Columbus rolls out connected vehicle plan
Connecting state and local government leaders
Two years after winning the Department of Transportation's $40 million Smart City Challenge, Columbus, Ohio, details its connected vehicle infrastructure.
Two years after winning the Department of Transportation's $40 million Smart City Challenge, Columbus, Ohio, has released a detail-rich document outlining the connected vehicle infrastructure it plans to build over the course of the next two years as part of its Smart Columbus program.
The Connected Vehicle Environment concept-of-operations document describes the current transportation system, what Columbus users need from urban mobility, how the proposed system will address those needs and the potential operational characteristics of the system.
The document will act as a “playbook” for the city, said Smart Columbus Program Manager Mandy Bishop. The next step will be outlining system requirements, which will help officials with drafting requests for proposals, she added.
The Connected Vehicle Environment is expected to deliver situational awareness for traffic management and operations based on data from connected vehicle equipment installed in vehicles and on a select group of roadways and intersections where the technology can reduce the number of accidents and support truck platooning, which involves electronically linking groups of trucks to drive close to one another and accelerate or brake simultaneously.
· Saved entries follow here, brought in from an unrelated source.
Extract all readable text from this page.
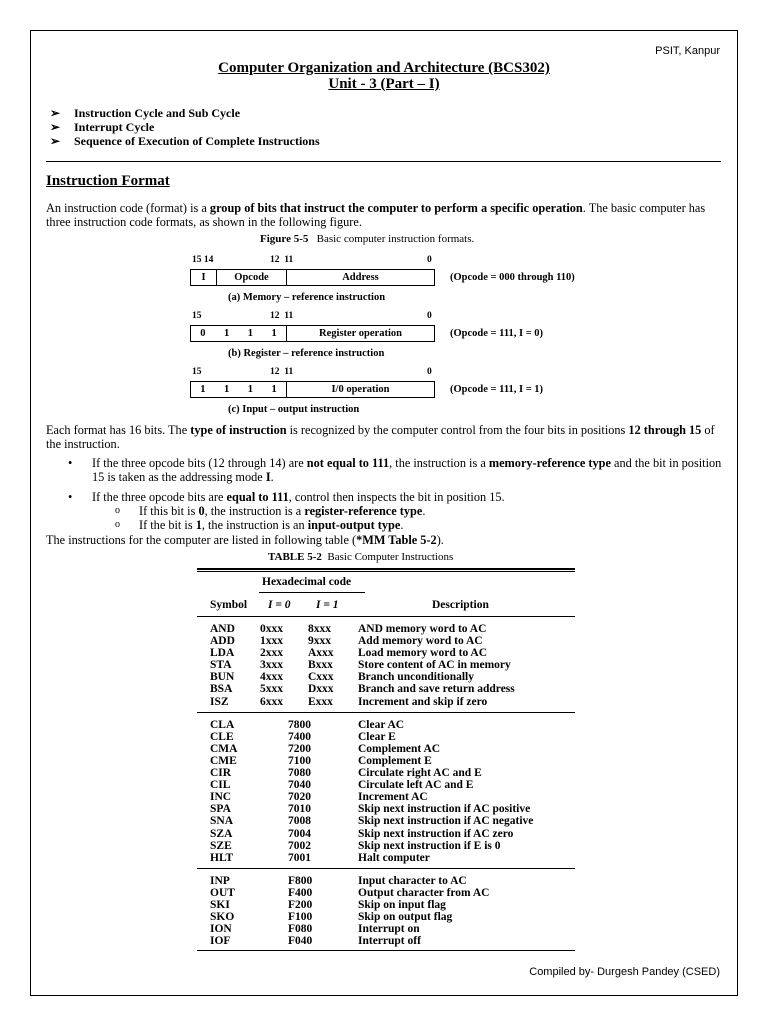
PSIT, Kanpur
Computer Organization and Architecture (BCS302)
Unit - 3 (Part – I)
➢ Instruction Cycle and Sub Cycle
➢ Interrupt Cycle
➢ Sequence of Execution of Complete Instructions
Instruction Format
An instruction code (format) is a group of bits that instruct the computer to perform a specific operation. The basic computer has three instruction code formats, as shown in the following figure.
Figure 5-5 Basic computer instruction formats.
15 14	12  11	0
I	Opcode	Address	(Opcode = 000 through 110)
(a) Memory – reference instruction
15	12  11	0
0 1 1 1	Register operation	(Opcode = 111, I = 0)
(b) Register – reference instruction
15	12  11	0
1 1 1 1	I/0 operation	(Opcode = 111, I = 1)
(c) Input – output instruction
Each format has 16 bits. The type of instruction is recognized by the computer control from the four bits in positions 12 through 15 of the instruction.
• If the three opcode bits (12 through 14) are not equal to 111, the instruction is a memory-reference type and the bit in position 15 is taken as the addressing mode I.
• If the three opcode bits are equal to 111, control then inspects the bit in position 15.
o If this bit is 0, the instruction is a register-reference type.
o If the bit is 1, the instruction is an input-output type.
The instructions for the computer are listed in following table (*MM Table 5-2).
TABLE 5-2 Basic Computer Instructions
Hexadecimal code
Symbol I = 0 I = 1	Description
AND	0xxx	8xxx	AND memory word to AC
ADD	1xxx	9xxx	Add memory word to AC
LDA	2xxx	Axxx	Load memory word to AC
STA	3xxx	Bxxx	Store content of AC in memory
BUN	4xxx	Cxxx	Branch unconditionally
BSA	5xxx	Dxxx	Branch and save return address
ISZ	6xxx	Exxx	Increment and skip if zero

CLA	7800		Clear AC
CLE	7400		Clear E
CMA	7200		Complement AC
CME	7100		Complement E
CIR	7080		Circulate right AC and E
CIL	7040		Circulate left AC and E
INC	7020		Increment AC
SPA	7010		Skip next instruction if AC positive
SNA	7008		Skip next instruction if AC negative
SZA	7004		Skip next instruction if AC zero
SZE	7002		Skip next instruction if E is 0
HLT	7001		Halt computer

INP	F800		Input character to AC
OUT	F400		Output character from AC
SKI	F200		Skip on input flag
SKO	F100		Skip on output flag
ION	F080		Interrupt on
IOF	F040		Interrupt off
Compiled by- Durgesh Pandey (CSED)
The city will install 113 roadside units that will contain some or all of the following: a traffic signal controller, a Global Navigation Satellite System (GNSS) receiver to pinpoint locations, a wireless dedicated short-range communications (DSRC) radio and a message processing unit.
Meanwhile, 1,800 onboard units will be installed in city fleet vehicles and volunteer citizen vehicles that will communicate with the roadside units and one another. The units will contain a GNSS receiver, a vehicle data bus, a DSRC radio, a processing unit, a power management system, software applications and a display. Data on the vehicle’s acceleration and angular rotation will be collected by the car's sensors or the vehicle data bus, while the GNSS will collect data on the vehicle’s position, speed and heading. Cars and infrastructure will communicate via DSRC radio.
Data from roadside units will be transmitted over an existing high-speed fiber network called the Columbus Traffic Signal System to the Smart Columbus Operating System, where it will be used for real-time decision-making and long-term planning. The operating system is a secure data management platform built to securely "consume, transform, store and publish … status information, event messages, raw or filtered traffic situation data (safety and priority request messages) from equipment on the roadside,” the plan states.
The data will inform the dozen applications the city plans to put in place, including emergency brake light warnings that allow cars to warn surrounding vehicles when they’re slowing down, traffic signal priority and preemption for emergency services and city transit, traffic management, and warnings to notify drivers when a traffic light is about to turn red.
The city plans to release multiple RFPs for hardware and software early next year and start installing equipment in the cars of volunteers and on roadsides by next summer. Full testing is expected to begin by July 2020.
Although several manufacturers already include DSRC technology in their vehicles, officials have not determined whether those cars will be able to participate in the early testing in Columbus.
“Each equipment manufacturer has committed to interoperability, but the technology is so new that I cannot say for certain” if cars with built-in DSRC will be able to work with the planned system, Bishop said.